Cansada e entristecida que estava com tanto trabalho e falta de reconhecimento, bastando ver quantas despedidas sem justa causa já havia recebido nos últimos anos, a lutadora que fazia do jornalismo uma bandeira de luta contra as injustiças sociais, agora precisava descansar. Ao menos por alguns dias, mas precisava descansar. Sentia.
Com as economias que havia guardado sabia que poderia ficar uns dois meses viajando pelo país afora, conhecendo povos e lugares desconhecidos, costumes, usos e tradições diferentes, se reconfortando do cotidiano estafante que estava acostumada na cidade grande.

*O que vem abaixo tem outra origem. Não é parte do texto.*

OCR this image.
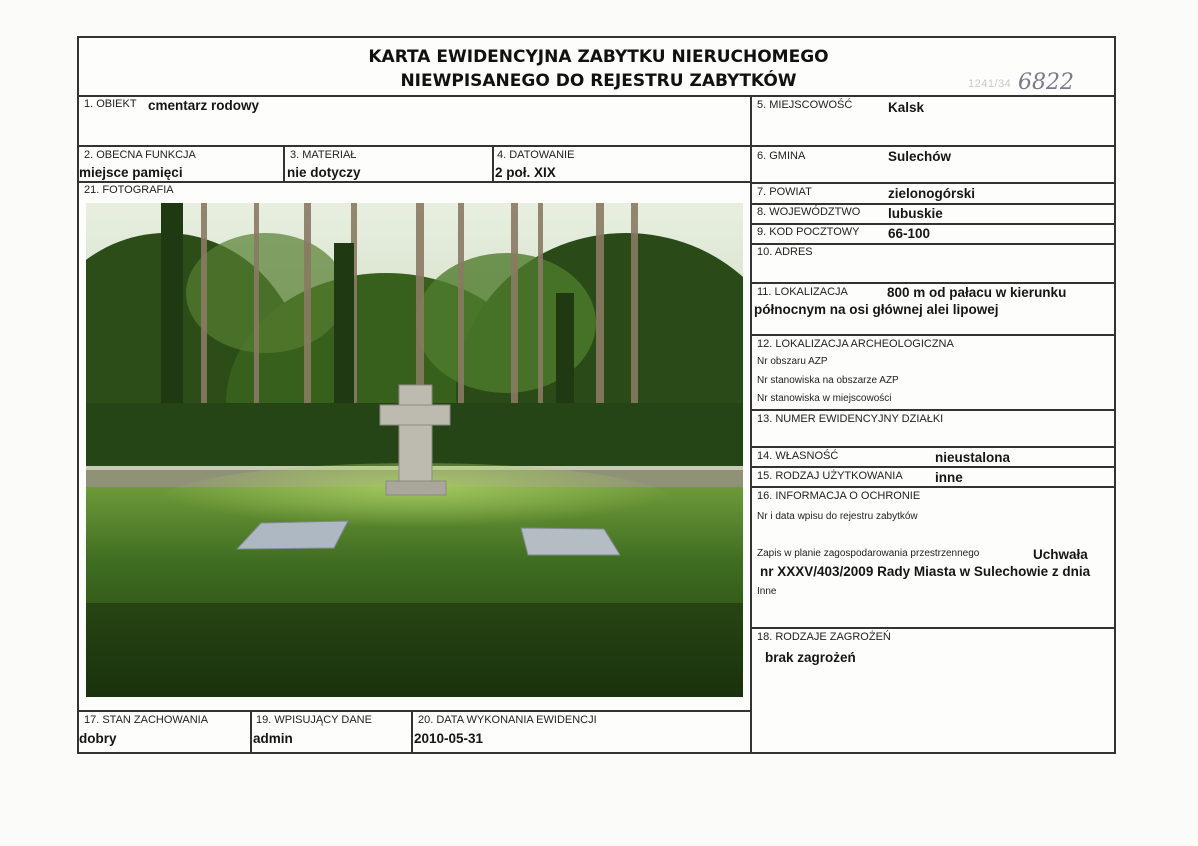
KARTA EWIDENCYJNA ZABYTKU NIERUCHOMEGO
NIEWPISANEGO DO REJESTRU ZABYTKÓW	1241/34 6822
1. OBIEKT cmentarz rodowy
2. OBECNA FUNKCJA
miejsce pamięci
3. MATERIAŁ
nie dotyczy
4. DATOWANIE
2 poł. XIX
21. FOTOGRAFIA
5. MIEJSCOWOŚĆ	Kalsk
6. GMINA	Sulechów
7. POWIAT	zielonogórski
8. WOJEWÓDZTWO lubuskie
9. KOD POCZTOWY 66-100
10. ADRES
11. LOKALIZACJA	800 m od pałacu w kierunku
północnym na osi głównej alei lipowej
12. LOKALIZACJA ARCHEOLOGICZNA
Nr obszaru AZP
Nr stanowiska na obszarze AZP
Nr stanowiska w miejscowości
13. NUMER EWIDENCYJNY DZIAŁKI
14. WŁASNOŚĆ	nieustalona
15. RODZAJ UŻYTKOWANIA inne
16. INFORMACJA O OCHRONIE
Nr i data wpisu do rejestru zabytków
Zapis w planie zagospodarowania przestrzennego	Uchwała
nr XXXV/403/2009 Rady Miasta w Sulechowie z dnia
Inne
18. RODZAJE ZAGROŻEŃ
brak zagrożeń
17. STAN ZACHOWANIA
dobry
19. WPISUJĄCY DANE
admin
20. DATA WYKONANIA EWIDENCJI
2010-05-31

Para viver tais experiências escolheu seguir sertão adentro, pelas bandas do interior nordestino, lugar que os dos grandes centros urbanos sempre conhecem como moradia da miséria, da fome, da precisão de tudo, da falta de tudo. Sabia que era assim mesmo, mas também sabia que era muito diferente.
E sabia que era diferente porque via a região nordestina no contexto de sua realidade e não das fantasias que costumeiramente se criam em torno do lugar. E sabia também que o povo nordestino não vivia muito diferente daqueles que estão na cidade grande.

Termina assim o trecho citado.